Institutional restrictions due to the coronavirus disease 2019 (COVID-19) pandemic are taking a large toll on patients with hematologic cancers. Some medical centers have canceled treatments and all centers have altered their policies and procedures. Starting in March, elective and semielective surgical procedures at most hospitals throughout the United States were put on hold, and uncertainty remains regarding when these procedures will start up again.
Currently, the American College of Surgeons (ACS) is suggesting that all physicians and their staff consider every patient individually in order to strike a balance between the risks of delaying surgery and the risks to both patients and hospital staff performing the operation. “Our ability to offer some surgical procedures in this immediate pandemic period is being impacted. The impacts vary significantly by region of the country and the impact of the pandemic,” said Elizabeth A David, MD, who is an associate professor of clinical surgery in the Division of Thoracic Surgery Department of Surgery at the Keck School of Medicine of the University of Southern California, Los Angeles, in an interview with Hematology Advisor.

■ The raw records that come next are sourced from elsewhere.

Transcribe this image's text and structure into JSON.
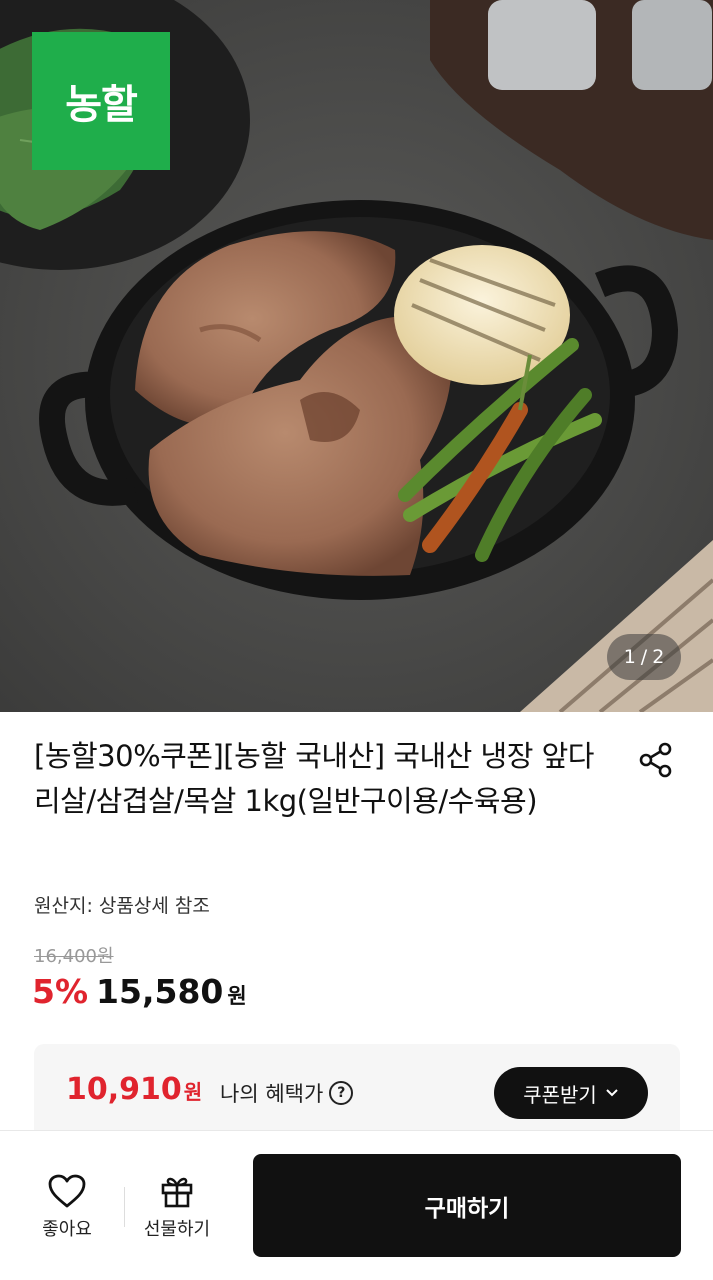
{
  "hero": {
    "brand_logo_text": "농할",
    "image_index": "1",
    "image_separator": "/",
    "image_total": "2"
  },
  "product": {
    "title": "[농할30%쿠폰][농할 국내산] 국내산 냉장 앞다리살/삼겹살/목살 1kg(일반구이용/수육용)",
    "origin": "원산지: 상품상세 참조",
    "original_price": "16,400원",
    "discount": "5%",
    "price": "15,580",
    "price_unit": "원"
  },
  "benefit": {
    "price": "10,910",
    "price_unit": "원",
    "label": "나의 혜택가",
    "help_icon": "?",
    "coupon_button": "쿠폰받기"
  },
  "bottom_bar": {
    "like_label": "좋아요",
    "gift_label": "선물하기",
    "buy_label": "구매하기"
  },
  "colors": {
    "brand_green": "#1fae4b",
    "sale_red": "#e0242e",
    "button_black": "#111111"
  },
  "icons": {
    "share": "share-icon",
    "like": "heart-icon",
    "gift": "gift-icon",
    "coupon": "chevron-down-icon"
  }
}
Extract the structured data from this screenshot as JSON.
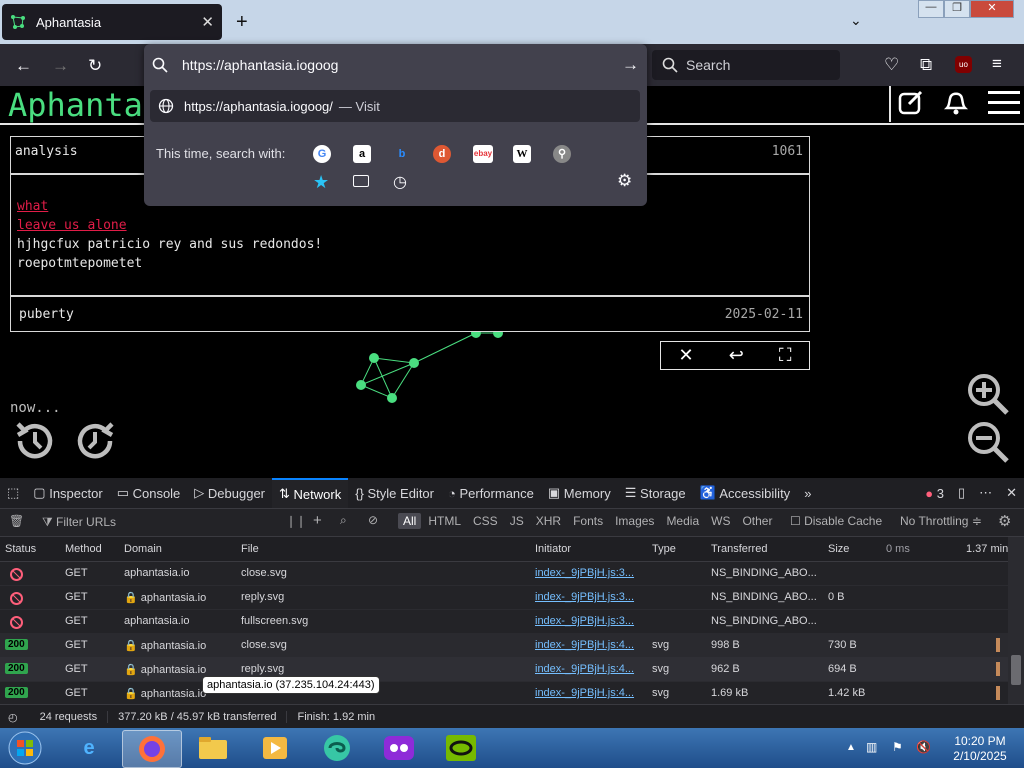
{
  "browser": {
    "tab_title": "Aphantasia",
    "tab_close": "✕",
    "new_tab": "+",
    "tab_list": "⌄",
    "url_value": "https://aphantasia.iogoog",
    "url_suggestion": "https://aphantasia.iogoog/",
    "url_suggestion_action": "— Visit",
    "search_placeholder": "Search",
    "search_with_label": "This time, search with:",
    "window_buttons": [
      "—",
      "❐",
      "✕"
    ]
  },
  "site": {
    "title_visible": "Aphantas",
    "now_text": "now..."
  },
  "card": {
    "top_label": "analysis",
    "top_count": "1061",
    "links": [
      "what",
      "leave us alone"
    ],
    "lines": [
      "hjhgcfux patricio rey and sus redondos!",
      "roepotmtepometet"
    ],
    "foot_label": "puberty",
    "foot_date": "2025-02-11"
  },
  "devtools": {
    "tabs": [
      "Inspector",
      "Console",
      "Debugger",
      "Network",
      "Style Editor",
      "Performance",
      "Memory",
      "Storage",
      "Accessibility"
    ],
    "active_tab": "Network",
    "error_count": "3",
    "filter_placeholder": "Filter URLs",
    "type_filters": [
      "All",
      "HTML",
      "CSS",
      "JS",
      "XHR",
      "Fonts",
      "Images",
      "Media",
      "WS",
      "Other"
    ],
    "disable_cache": "Disable Cache",
    "throttling": "No Throttling ≑",
    "columns": [
      "Status",
      "Method",
      "Domain",
      "File",
      "Initiator",
      "Type",
      "Transferred",
      "Size",
      "0 ms",
      "1.37 min"
    ],
    "rows": [
      {
        "status": "blocked",
        "method": "GET",
        "domain": "aphantasia.io",
        "file": "close.svg",
        "initiator": "index-_9jPBjH.js:3...",
        "type": "",
        "transferred": "NS_BINDING_ABO...",
        "size": ""
      },
      {
        "status": "blocked",
        "method": "GET",
        "domain": "aphantasia.io",
        "file": "reply.svg",
        "initiator": "index-_9jPBjH.js:3...",
        "type": "",
        "transferred": "NS_BINDING_ABO...",
        "size": "0 B"
      },
      {
        "status": "blocked",
        "method": "GET",
        "domain": "aphantasia.io",
        "file": "fullscreen.svg",
        "initiator": "index-_9jPBjH.js:3...",
        "type": "",
        "transferred": "NS_BINDING_ABO...",
        "size": ""
      },
      {
        "status": "200",
        "method": "GET",
        "domain": "aphantasia.io",
        "file": "close.svg",
        "initiator": "index-_9jPBjH.js:4...",
        "type": "svg",
        "transferred": "998 B",
        "size": "730 B"
      },
      {
        "status": "200",
        "method": "GET",
        "domain": "aphantasia.io",
        "file": "reply.svg",
        "initiator": "index-_9jPBjH.js:4...",
        "type": "svg",
        "transferred": "962 B",
        "size": "694 B"
      },
      {
        "status": "200",
        "method": "GET",
        "domain": "aphantasia.io",
        "file": "",
        "initiator": "index-_9jPBjH.js:4...",
        "type": "svg",
        "transferred": "1.69 kB",
        "size": "1.42 kB"
      }
    ],
    "tooltip": "aphantasia.io (37.235.104.24:443)",
    "summary": {
      "requests": "24 requests",
      "transferred": "377.20 kB / 45.97 kB transferred",
      "finish": "Finish: 1.92 min"
    }
  },
  "taskbar": {
    "time": "10:20 PM",
    "date": "2/10/2025"
  },
  "colors": {
    "accent_green": "#4ade80",
    "link_pink": "#e11d48",
    "devtools_blue": "#0a84ff"
  }
}
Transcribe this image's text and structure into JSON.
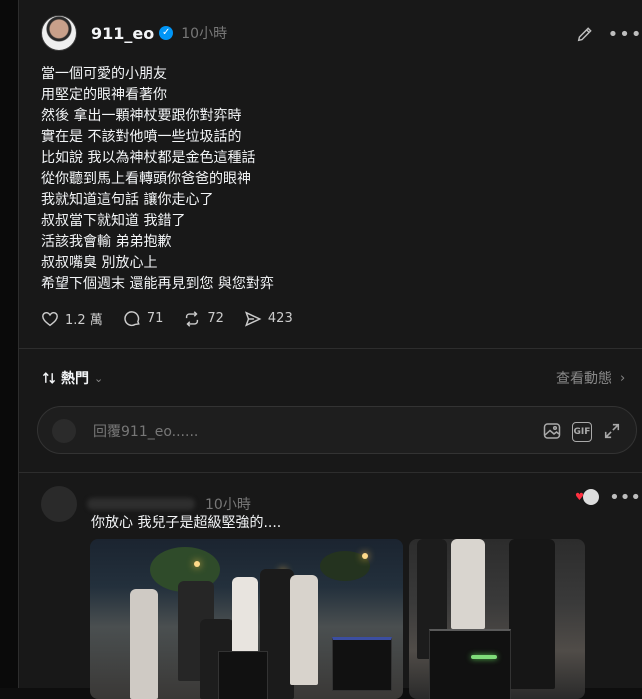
{
  "post": {
    "username": "911_eo",
    "time": "10小時",
    "lines": [
      "當一個可愛的小朋友",
      "用堅定的眼神看著你",
      "然後 拿出一顆神杖要跟你對弈時",
      "實在是 不該對他噴一些垃圾話的",
      "比如說 我以為神杖都是金色這種話",
      "從你聽到馬上看轉頭你爸爸的眼神",
      "我就知道這句話 讓你走心了",
      "叔叔當下就知道 我錯了",
      "活該我會輸 弟弟抱歉",
      "叔叔嘴臭 別放心上",
      "希望下個週末 還能再見到您 與您對弈"
    ],
    "likes": "1.2 萬",
    "comments": "71",
    "reposts": "72",
    "shares": "423"
  },
  "sort": {
    "label": "熱門"
  },
  "activity": {
    "label": "查看動態"
  },
  "reply": {
    "placeholder": "回覆911_eo......"
  },
  "comment": {
    "time": "10小時",
    "text": "你放心 我兒子是超級堅強的...."
  },
  "colors": {
    "verified": "#0095f6",
    "like_heart": "#ff3040",
    "background": "#181818"
  }
}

ACS now is providing guidelines for determining who needs to have surgery sooner and who can wait until normal surgical schedules have resumed. In making these decisions, clinicians must weigh the current condition of each patient, and the potential for natural progression of each patient’s surgical disorder or disease while waiting. They also must factor in the current capabilities of their surgical facility. During this time, it is crucial to reserve hospital resources, such as ventilators and intensive care unit beds, for critically ill patients with COVID-19.
“The important message for providers and patients at this time is that treatment decisions need to be made on an individual patient basis. There will be some patients for whom it will be appropriate to defer surgical treatment for a few months, others will need to have operations done as is possible during the COVID pandemic depending on supply availability and staff,” explained Dr David.
She said there will be other patients for whom alternate strategies for radiation and chemotherapy may be considered. Clinicians need to be particularly mindful of those patients who are already at high risk to experience health care disparities, and to ensure that they are appropriately guided through the health care system during this challenging time.
Because there is no way to estimate the duration of the current disruption, clinicians currently are in a difficult position. The situation is a very fluid one and literally is changing on an hourly basis. “In many parts of the country, as part of the attempt to free up [operating rooms], recovery rooms, and [intensive care units], elective surgery is being deferred,” said Henry I. Miller, MD, who is a senior fellow at the Pacific Research Institute in San Francisco, California, in an interview with Heamtology Advisor. “I don’t know how widespread that interpretation is or to what extent other non-emergency cancer surgery is being delayed. It’s a very hard risk-risk calculation. Cancers do metastasize, after all. These delays are very hard on patients.”